Per frattempo, nel 2013 l’età prevista per i lavoratori (maschi) dipendenti ed autonomi è di 66 anni e tre mesi, stessa età per le lavoratrici dipendenti pubbliche; 62 anni e 3 mesi per le lavoratrici dipendenti private e infine, 63 anni e 9 mesi per le lavoratrici autonome.
Per compensare le nuove regole che diventeranno sempre più stringenti e per favorire chi ha iniziato a lavorare in giovane età, la “riforma” ha introdotto la pensione anticipata.
La pensione anticipata viene concessa a chi ha un’anzianità contributiva di almeno 42 anni e 1 mese se uomo o 41 anni e 1 mese se donna. Questi requisiti contributivi sono aumentati di un ulteriore mese per il 2013 e per il 2014 e sono soggetti anch’essi all’adeguamento alla speranza di vita.
Per richiedere la pensione anticipata non è prevista un’età anagrafica minima, ma per chi la richiede prima dei 62 anni subisce una penalizzazione pari all’1% per ogni anno di anticipo entro un massimo di due anni e al 2% per ogni anno ulteriore rispetto ai primi 2.
Ad esempio: chi va in pensione a 59 anni, ha una penalizzazione del 4%.
La penalizzazione incide sull’ammontare della pensione e fa riferimento alle anzianità contributive maturate prima del 1 gennaio 2012.
La Legge 14/2012 ha precisato un elemento: le penalizzazioni, limitatamente alle persone che maturano l’anzianità contributiva entro il 31.12.2017, non operano se quell’anzianità contributiva “derivi esclusivamente da prestazione effettiva di lavoro, includendo i periodi di astensione obbligatoria per maternità, per l’assolvimento degli obblighi di leva, per infortunio, per malattia e di cassa integrazione guadagni ordinaria.”
Nel conteggio del 42 anni e 2 mesi (2013) per i maschi, e 41 anni e 2 mesi per le femmine, si conteggiano quindi solo i “giorni” di lavoro effettivo, oltre alla maternità (obbligatoria), la leva, le assenze per malattia o infortunio. Altre “assenze” non sono contemplate.

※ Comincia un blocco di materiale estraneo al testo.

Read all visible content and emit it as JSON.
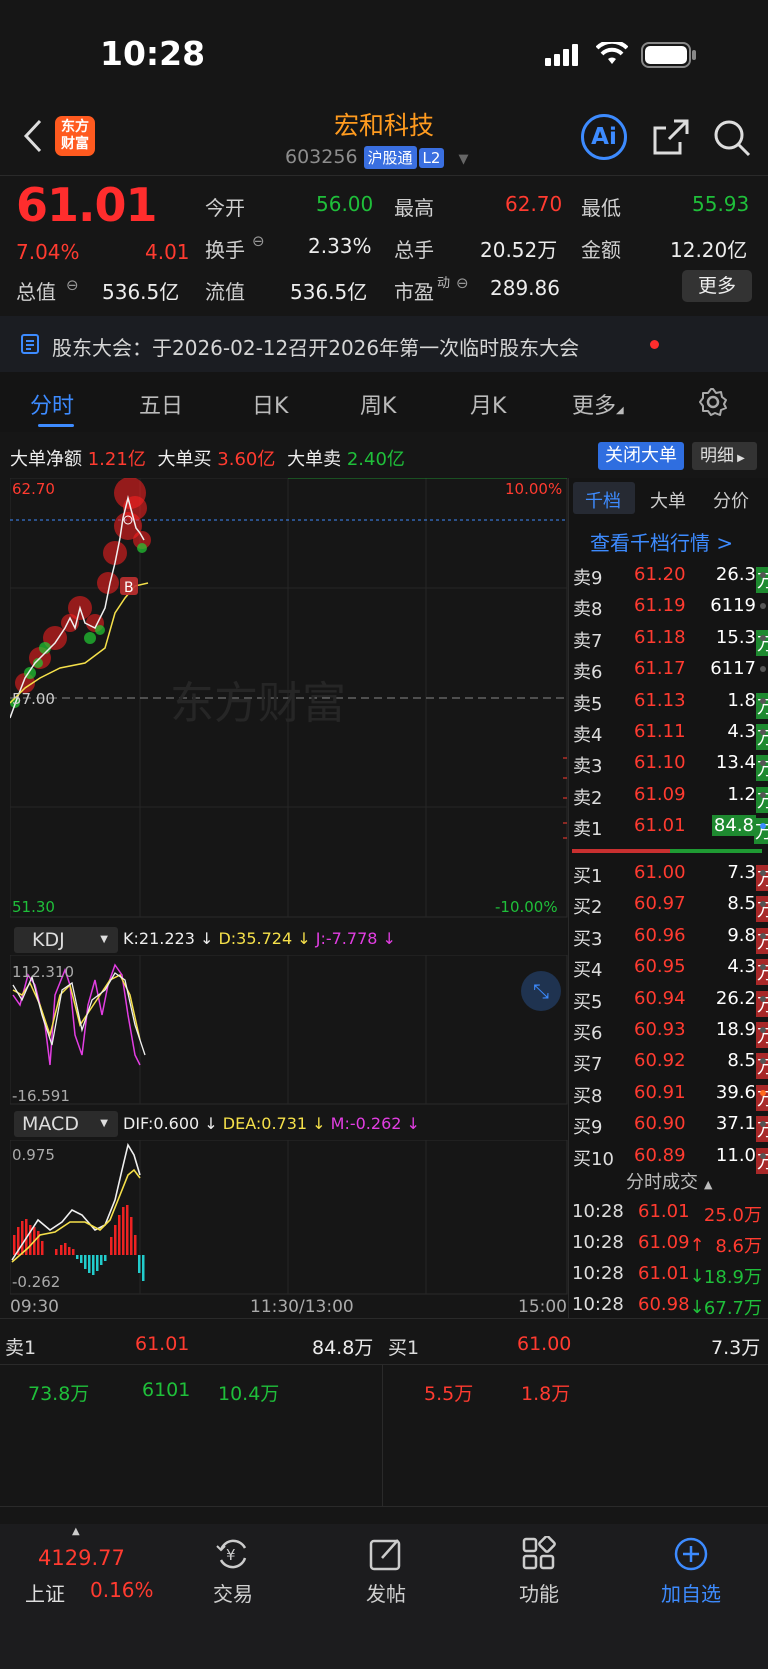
{
  "status": {
    "time": "10:28"
  },
  "header": {
    "logo_text_1": "东方",
    "logo_text_2": "财富",
    "stock_name": "宏和科技",
    "stock_code": "603256",
    "tag_hgt": "沪股通",
    "tag_l2": "L2",
    "ai_label": "Ai"
  },
  "quote": {
    "price": "61.01",
    "change_pct": "7.04%",
    "change": "4.01",
    "open_label": "今开",
    "open": "56.00",
    "high_label": "最高",
    "high": "62.70",
    "low_label": "最低",
    "low": "55.93",
    "turnover_label": "换手",
    "turnover": "2.33%",
    "volume_label": "总手",
    "volume": "20.52万",
    "amount_label": "金额",
    "amount": "12.20亿",
    "mcap_label": "总值",
    "mcap": "536.5亿",
    "float_label": "流值",
    "float": "536.5亿",
    "pe_label": "市盈",
    "pe_sup": "动",
    "pe": "289.86",
    "more_button": "更多"
  },
  "notice": {
    "text": "股东大会：于2026-02-12召开2026年第一次临时股东大会"
  },
  "tabs": [
    "分时",
    "五日",
    "日K",
    "周K",
    "月K",
    "更多"
  ],
  "bigorder": {
    "net_label": "大单净额",
    "net": "1.21亿",
    "buy_label": "大单买",
    "buy": "3.60亿",
    "sell_label": "大单卖",
    "sell": "2.40亿",
    "close_button": "关闭大单",
    "detail_button": "明细"
  },
  "chart": {
    "y_top": "62.70",
    "y_mid": "57.00",
    "y_bottom": "51.30",
    "pct_top": "10.00%",
    "pct_bottom": "-10.00%",
    "watermark": "东方财富",
    "marker": "B",
    "kdj_label": "KDJ",
    "kdj_k": "K:21.223 ↓",
    "kdj_d": "D:35.724 ↓",
    "kdj_j": "J:-7.778 ↓",
    "kdj_top": "112.310",
    "kdj_bottom": "-16.591",
    "macd_label": "MACD",
    "macd_dif": "DIF:0.600 ↓",
    "macd_dea": "DEA:0.731 ↓",
    "macd_m": "M:-0.262 ↓",
    "macd_top": "0.975",
    "macd_bottom": "-0.262",
    "t_start": "09:30",
    "t_mid": "11:30/13:00",
    "t_end": "15:00"
  },
  "orderbook": {
    "tabs": [
      "千档",
      "大单",
      "分价"
    ],
    "view_link": "查看千档行情 >",
    "asks": [
      {
        "label": "卖9",
        "price": "61.20",
        "vol": "26.3",
        "unit": "万"
      },
      {
        "label": "卖8",
        "price": "61.19",
        "vol": "6119",
        "unit": ""
      },
      {
        "label": "卖7",
        "price": "61.18",
        "vol": "15.3",
        "unit": "万"
      },
      {
        "label": "卖6",
        "price": "61.17",
        "vol": "6117",
        "unit": ""
      },
      {
        "label": "卖5",
        "price": "61.13",
        "vol": "1.8",
        "unit": "万"
      },
      {
        "label": "卖4",
        "price": "61.11",
        "vol": "4.3",
        "unit": "万"
      },
      {
        "label": "卖3",
        "price": "61.10",
        "vol": "13.4",
        "unit": "万"
      },
      {
        "label": "卖2",
        "price": "61.09",
        "vol": "1.2",
        "unit": "万"
      },
      {
        "label": "卖1",
        "price": "61.01",
        "vol": "84.8",
        "unit": "万"
      }
    ],
    "bids": [
      {
        "label": "买1",
        "price": "61.00",
        "vol": "7.3",
        "unit": "万"
      },
      {
        "label": "买2",
        "price": "60.97",
        "vol": "8.5",
        "unit": "万"
      },
      {
        "label": "买3",
        "price": "60.96",
        "vol": "9.8",
        "unit": "万"
      },
      {
        "label": "买4",
        "price": "60.95",
        "vol": "4.3",
        "unit": "万"
      },
      {
        "label": "买5",
        "price": "60.94",
        "vol": "26.2",
        "unit": "万"
      },
      {
        "label": "买6",
        "price": "60.93",
        "vol": "18.9",
        "unit": "万"
      },
      {
        "label": "买7",
        "price": "60.92",
        "vol": "8.5",
        "unit": "万"
      },
      {
        "label": "买8",
        "price": "60.91",
        "vol": "39.6",
        "unit": "万"
      },
      {
        "label": "买9",
        "price": "60.90",
        "vol": "37.1",
        "unit": "万"
      },
      {
        "label": "买10",
        "price": "60.89",
        "vol": "11.0",
        "unit": "万"
      }
    ],
    "trades_title": "分时成交",
    "trades": [
      {
        "time": "10:28",
        "price": "61.01",
        "arrow": "",
        "vol": "25.0万"
      },
      {
        "time": "10:28",
        "price": "61.09",
        "arrow": "↑",
        "vol": "8.6万"
      },
      {
        "time": "10:28",
        "price": "61.01",
        "arrow": "↓",
        "vol": "18.9万"
      },
      {
        "time": "10:28",
        "price": "60.98",
        "arrow": "↓",
        "vol": "67.7万"
      }
    ]
  },
  "queue": {
    "sell_label": "卖1",
    "sell_price": "61.01",
    "sell_vol": "84.8万",
    "buy_label": "买1",
    "buy_price": "61.00",
    "buy_vol": "7.3万",
    "sell_items": [
      "73.8万",
      "6101",
      "10.4万"
    ],
    "buy_items": [
      "5.5万",
      "1.8万"
    ]
  },
  "nav": {
    "index_value": "4129.77",
    "index_name": "上证",
    "index_pct": "0.16%",
    "trade": "交易",
    "post": "发帖",
    "func": "功能",
    "add": "加自选"
  }
}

Non sono, quindi, inclusi nel conteggio dell’anzianità contributiva:
- l’astensione facoltativa di maternità in costanza di rapporto di lavoro (art. 35. Decreto legislativo 151/2001) anche se riscattati;
- i permessi mensili previsti dall’articolo 33 della Legge 104/1992 (sia fruiti per l’assistenza a familiari con disabilità che quelli usati dalle stesse persone con disabilità lavoratrici);
- i congedi retribuiti per l’assistenza a familiari con grave disabilità (art. 42, Decreto legislativo 151/2001);
- le maggiorazioni di servizio virtuali a qualsiasi titolo (invalidità Legge 388/2000, vittime del terrorismo, dell’amianto ecc.);
- i periodi relativi ai riscatti di laurea, specializzazione, diplomi professionali anche se oggetto di ricongiunzione (Legge 29/1979);
- le assenze per sciopero;
- i permessi per i donatori del sangue;
- i periodi di disoccupazione se non hanno dato titolo all’accesso alla cassa integrazione guadagni, anche se oggetto di ricongiunzione (Legge 29/1979).
Vediamo gli effetti di questa limitazione.
Il lavoratore, di età inferiore ai 62 anni, per non subire penalizzazioni, deve raggiungere – come già detto – i 42 anni e 2 mesi di contribuzione effettiva (41 e 2, se donna). Se i permessi lavorativi, i congedi o altre assenze, non consentono di raggiungere quel limite minimo, dovrà proseguire il servizio effettivo fino al raggiungimento del limite prescritto o attendere il raggiungimento dell’età utile per il pensionamento di vecchiaia.
Al momento attuale la situazione per la pensione anticipata è quella descritta. Solo un intervento legislativo (che può essere di iniziativa parlamentare o governativa) può modificare le disposizioni già vigenti e sanarne gli effetti di notevole entità per i lavoratori che si trovano in prossimità della pensione.